Le capitalisme a un avenir mais est-il éternel pour autant ?

Comment lire le capitalisme et son avenir ?

Branco Milanovic a conçu la « courbe de l’éléphant » – titre son livre précédent, aux éditions de La Découverte – pour faire voir à la fois la montée des inégalités entre les pays et à l’intérieur des pays tout en laissant percevoir les résultats de la croissance des pays asiatiques qui a permis, un temps, la sortie de la pauvreté d’une partie de la population. Une nouvelle classe moyenne était en train de naître dans les pays de la périphérie, à commencer par la Chine.
« Le capitalisme sans rival » est, d’abord la prise en compte de l’entrée dans le 21e siècle qui se signifie par la chute du Mur de Berlin en novembre 1989. A partir de cette date fondatrice, le monde ne connaît plus qu’un mode de production – pour parler comme Marx -, le capitalisme.
L’auteur se réfère à la fois à Marx et à Max Weber pour appréhender la dynamique du capital, en se servant des concepts qu’ils ont forgés sans craindre quelques incohérences dues à des champs théoriques différents. Il se sauve par l’objet même de son travail les raisons des inégalités.
Il ne craint pas de faire appel aussi à Adam Smith, le père de l’économie politique qui fait de l’intérêt individuel le moteur de la volonté de produire pour faire du profit mais ne fait pas confiance à la somme des intérêts égoïstes pour déterminer le bien commun, collectif contrairement aux théoriciens néo-classiques.
Sur ces bases, Branco Milanovic construit une typologie des capitalismes dans le contexte de la mondialisation à dominante financière et sous la contrainte de la compétitivité pour générer le profit maximum à court terme et satisfaire les actionnaires. Il en arrive à deux grands types : « Le capitalisme méritocratique libéral » – libéral au sens anglo-saxon, de « gauche » – très fortement en perte de vitesse et « le capitalisme politique » à l’exemple de la Chine, qui pourrait servir de modèle.
Branco Milanovic permet de voir la forme de la mondialisation actuelle. Marx avait déterminé la mantra fondamentale du capitalisme, « Accumuler, accumuler toujours davantage », pour peser son poids en argent. Le capitalisme actuel est une sorte d’abstraction de cette messe via la financiarisation de l’économie qui transforme tout, y compris les relations sociales, en marchandise. La marchandisation touche tous les secteurs comme conséquence de l’individualisation.
La chaîne de valeurs internationale repose uniquement sur la baisse du coût du travail pour augmenter le profit d’une firme.
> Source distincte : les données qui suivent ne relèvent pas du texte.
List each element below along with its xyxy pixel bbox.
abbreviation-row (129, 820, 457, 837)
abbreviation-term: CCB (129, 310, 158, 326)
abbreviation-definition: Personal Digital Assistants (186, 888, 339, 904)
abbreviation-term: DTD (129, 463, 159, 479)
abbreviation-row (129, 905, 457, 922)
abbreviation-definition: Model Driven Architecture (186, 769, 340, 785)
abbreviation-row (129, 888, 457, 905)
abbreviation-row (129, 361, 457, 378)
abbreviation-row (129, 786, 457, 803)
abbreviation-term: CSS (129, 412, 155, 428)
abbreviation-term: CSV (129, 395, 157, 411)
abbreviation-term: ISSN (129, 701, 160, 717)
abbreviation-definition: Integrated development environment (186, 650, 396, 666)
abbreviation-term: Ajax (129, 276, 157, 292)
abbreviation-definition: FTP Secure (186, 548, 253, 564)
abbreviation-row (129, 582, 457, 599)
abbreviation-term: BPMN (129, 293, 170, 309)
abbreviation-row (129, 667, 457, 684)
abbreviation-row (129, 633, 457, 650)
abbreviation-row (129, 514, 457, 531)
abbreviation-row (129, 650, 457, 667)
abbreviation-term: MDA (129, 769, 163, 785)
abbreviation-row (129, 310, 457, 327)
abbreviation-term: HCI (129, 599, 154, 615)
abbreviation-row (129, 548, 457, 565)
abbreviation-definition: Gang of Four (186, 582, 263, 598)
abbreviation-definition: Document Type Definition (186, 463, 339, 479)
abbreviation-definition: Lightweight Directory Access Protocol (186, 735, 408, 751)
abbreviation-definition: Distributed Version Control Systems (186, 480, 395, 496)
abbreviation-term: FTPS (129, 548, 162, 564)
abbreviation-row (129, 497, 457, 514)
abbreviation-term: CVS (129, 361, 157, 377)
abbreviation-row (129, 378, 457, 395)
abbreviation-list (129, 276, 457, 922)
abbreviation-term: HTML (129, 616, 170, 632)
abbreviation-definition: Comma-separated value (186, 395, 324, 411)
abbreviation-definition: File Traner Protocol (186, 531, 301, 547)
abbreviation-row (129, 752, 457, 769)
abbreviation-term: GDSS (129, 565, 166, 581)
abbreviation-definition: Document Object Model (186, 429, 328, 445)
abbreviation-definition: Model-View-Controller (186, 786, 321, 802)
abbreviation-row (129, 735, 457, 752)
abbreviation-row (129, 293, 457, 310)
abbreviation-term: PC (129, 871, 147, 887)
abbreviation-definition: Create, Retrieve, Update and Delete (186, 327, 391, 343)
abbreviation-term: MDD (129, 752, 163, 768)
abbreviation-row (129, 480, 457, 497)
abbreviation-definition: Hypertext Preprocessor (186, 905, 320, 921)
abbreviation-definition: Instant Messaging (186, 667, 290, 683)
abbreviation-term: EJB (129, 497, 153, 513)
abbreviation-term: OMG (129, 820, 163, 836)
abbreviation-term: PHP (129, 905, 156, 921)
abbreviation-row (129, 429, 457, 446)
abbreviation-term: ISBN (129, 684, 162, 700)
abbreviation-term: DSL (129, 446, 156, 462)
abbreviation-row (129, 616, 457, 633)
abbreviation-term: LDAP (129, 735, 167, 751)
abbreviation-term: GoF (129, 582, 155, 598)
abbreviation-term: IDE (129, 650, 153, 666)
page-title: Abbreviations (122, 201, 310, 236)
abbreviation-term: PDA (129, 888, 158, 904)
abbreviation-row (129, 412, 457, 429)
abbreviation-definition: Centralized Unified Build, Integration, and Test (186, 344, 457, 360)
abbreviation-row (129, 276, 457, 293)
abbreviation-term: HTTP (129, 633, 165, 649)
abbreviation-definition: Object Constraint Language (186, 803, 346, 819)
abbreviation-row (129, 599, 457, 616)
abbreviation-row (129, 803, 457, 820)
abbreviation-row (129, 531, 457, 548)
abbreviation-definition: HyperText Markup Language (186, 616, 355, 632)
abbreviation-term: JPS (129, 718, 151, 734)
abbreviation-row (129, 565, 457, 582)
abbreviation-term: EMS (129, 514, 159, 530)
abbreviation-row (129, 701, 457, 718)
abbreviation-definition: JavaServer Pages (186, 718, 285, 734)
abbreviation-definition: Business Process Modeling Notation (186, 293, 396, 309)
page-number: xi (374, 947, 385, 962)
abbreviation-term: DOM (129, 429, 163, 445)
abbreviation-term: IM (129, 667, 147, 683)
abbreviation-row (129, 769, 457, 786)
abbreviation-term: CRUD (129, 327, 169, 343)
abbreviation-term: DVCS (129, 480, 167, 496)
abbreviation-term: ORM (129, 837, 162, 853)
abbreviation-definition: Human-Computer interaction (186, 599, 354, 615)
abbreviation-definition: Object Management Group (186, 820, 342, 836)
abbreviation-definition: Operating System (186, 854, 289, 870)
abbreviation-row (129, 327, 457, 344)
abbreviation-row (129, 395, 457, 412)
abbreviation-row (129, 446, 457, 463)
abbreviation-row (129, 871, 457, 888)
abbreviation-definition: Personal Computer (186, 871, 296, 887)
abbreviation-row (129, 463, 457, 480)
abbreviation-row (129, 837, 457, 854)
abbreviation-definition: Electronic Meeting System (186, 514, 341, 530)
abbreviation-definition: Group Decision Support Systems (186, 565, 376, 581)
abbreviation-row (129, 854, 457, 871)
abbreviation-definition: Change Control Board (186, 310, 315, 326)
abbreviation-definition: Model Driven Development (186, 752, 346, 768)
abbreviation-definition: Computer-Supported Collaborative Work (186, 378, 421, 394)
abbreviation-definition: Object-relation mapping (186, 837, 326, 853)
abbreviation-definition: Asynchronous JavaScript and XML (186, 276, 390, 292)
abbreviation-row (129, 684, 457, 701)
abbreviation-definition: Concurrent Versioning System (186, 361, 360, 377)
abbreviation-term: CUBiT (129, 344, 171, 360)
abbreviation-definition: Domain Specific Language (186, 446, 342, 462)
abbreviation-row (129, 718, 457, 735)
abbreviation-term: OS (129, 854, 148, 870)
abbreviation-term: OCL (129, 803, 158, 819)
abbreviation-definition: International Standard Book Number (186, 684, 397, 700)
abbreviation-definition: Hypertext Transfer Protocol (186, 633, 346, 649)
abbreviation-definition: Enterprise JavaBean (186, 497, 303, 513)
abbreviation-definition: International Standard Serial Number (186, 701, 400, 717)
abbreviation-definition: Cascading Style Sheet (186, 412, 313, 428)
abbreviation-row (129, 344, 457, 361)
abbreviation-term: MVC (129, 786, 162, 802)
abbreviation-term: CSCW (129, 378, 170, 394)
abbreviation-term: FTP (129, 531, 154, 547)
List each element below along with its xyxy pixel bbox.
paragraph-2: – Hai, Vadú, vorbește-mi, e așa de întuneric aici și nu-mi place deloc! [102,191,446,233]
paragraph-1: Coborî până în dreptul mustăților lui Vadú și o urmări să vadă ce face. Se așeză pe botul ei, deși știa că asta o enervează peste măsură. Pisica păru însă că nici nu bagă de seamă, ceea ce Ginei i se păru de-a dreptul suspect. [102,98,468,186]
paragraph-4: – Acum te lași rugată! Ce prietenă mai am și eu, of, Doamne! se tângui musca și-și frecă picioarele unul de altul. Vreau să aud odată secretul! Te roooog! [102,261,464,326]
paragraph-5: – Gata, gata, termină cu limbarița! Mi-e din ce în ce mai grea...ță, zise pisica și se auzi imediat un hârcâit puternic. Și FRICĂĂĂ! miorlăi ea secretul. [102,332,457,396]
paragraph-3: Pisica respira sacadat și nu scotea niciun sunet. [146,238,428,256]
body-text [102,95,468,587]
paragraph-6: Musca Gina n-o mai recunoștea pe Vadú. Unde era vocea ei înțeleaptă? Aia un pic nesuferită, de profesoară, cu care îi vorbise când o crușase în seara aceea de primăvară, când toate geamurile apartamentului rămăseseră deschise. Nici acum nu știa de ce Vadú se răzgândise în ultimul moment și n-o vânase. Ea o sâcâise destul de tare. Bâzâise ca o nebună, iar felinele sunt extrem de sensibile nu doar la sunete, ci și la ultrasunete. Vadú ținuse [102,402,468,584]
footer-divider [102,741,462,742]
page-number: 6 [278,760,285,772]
La pandémie a révélé que cette logique micro économique a donné un pouvoir énorme aux filiales d’atelier dont la Chine dans les échanges internationaux.
Trump a fait la démonstration de la popularité, sous la forme du populisme le plus outré, du thème anti mondialisation et de la nécessité de sauvegarder les intérêts nationaux. C’est déjà présent dans la thèse de l’auteur écrit avant la pandémie.
La préface de Pascal Combemale est une introduction nécessaire à la lecture de cet essai sous titré « L’avenir du système qui domine le monde ».
Nicolas Béniès
« Le capitalisme sans rival », Branco Milanovic, traduit par Baptiste Mylondo, préface de Pascal Combemale, La Découverte, 303 p.

Et la pandémie ?
Branco Milanovic ne pouvait prendre en compte la pandémie. Le virus a révélé l’état du monde, la forme de la mondialisation et la nécessité de reconsidérer à la fois la pratique, la dépendance vis-à-vis de Chine, et l’idéologie néo libérale qui a conduit à la place fondamentale des firmes transnationales dans la conduite de l’économie et à la croissance des inégalités. La COVID19 a aussi accéléré, approfondi toutes les contradictions existantes. La crise sanitaire est d’abord une crise économique systémique profonde. C’est la thèse que développe Robert Boyer, dans « Les capitalismes à l’épreuve de la pandémie », en voulant forger un nouveau vocabulaire pour attirer l’attention sur la dimension de cette rupture qui devrait ouvrir la voie à une nouvelle révolution du capitalisme.
Contrairement à Slavoj Zizek, « Dans la tempête virale », Boyer ne croit pas à la disparition du « national populisme ». A juste raison. Le « populisme » peut-être de « droite » ou de « gauche » – suivant le degré d’avancées sociales – et a, Trump l’a montré aux États-Unis, de beaux jours devant lui. Sans parler du « retour de l’État »…
N.B.
« Les capitalismes à l’épreuve de la pandémie », Robert Boyer, La Découverte, 200 p. ; « Dans la tempête virale », Slavoj Zizek, traduit par Frédéric Joly, Actes Sud, 114 p.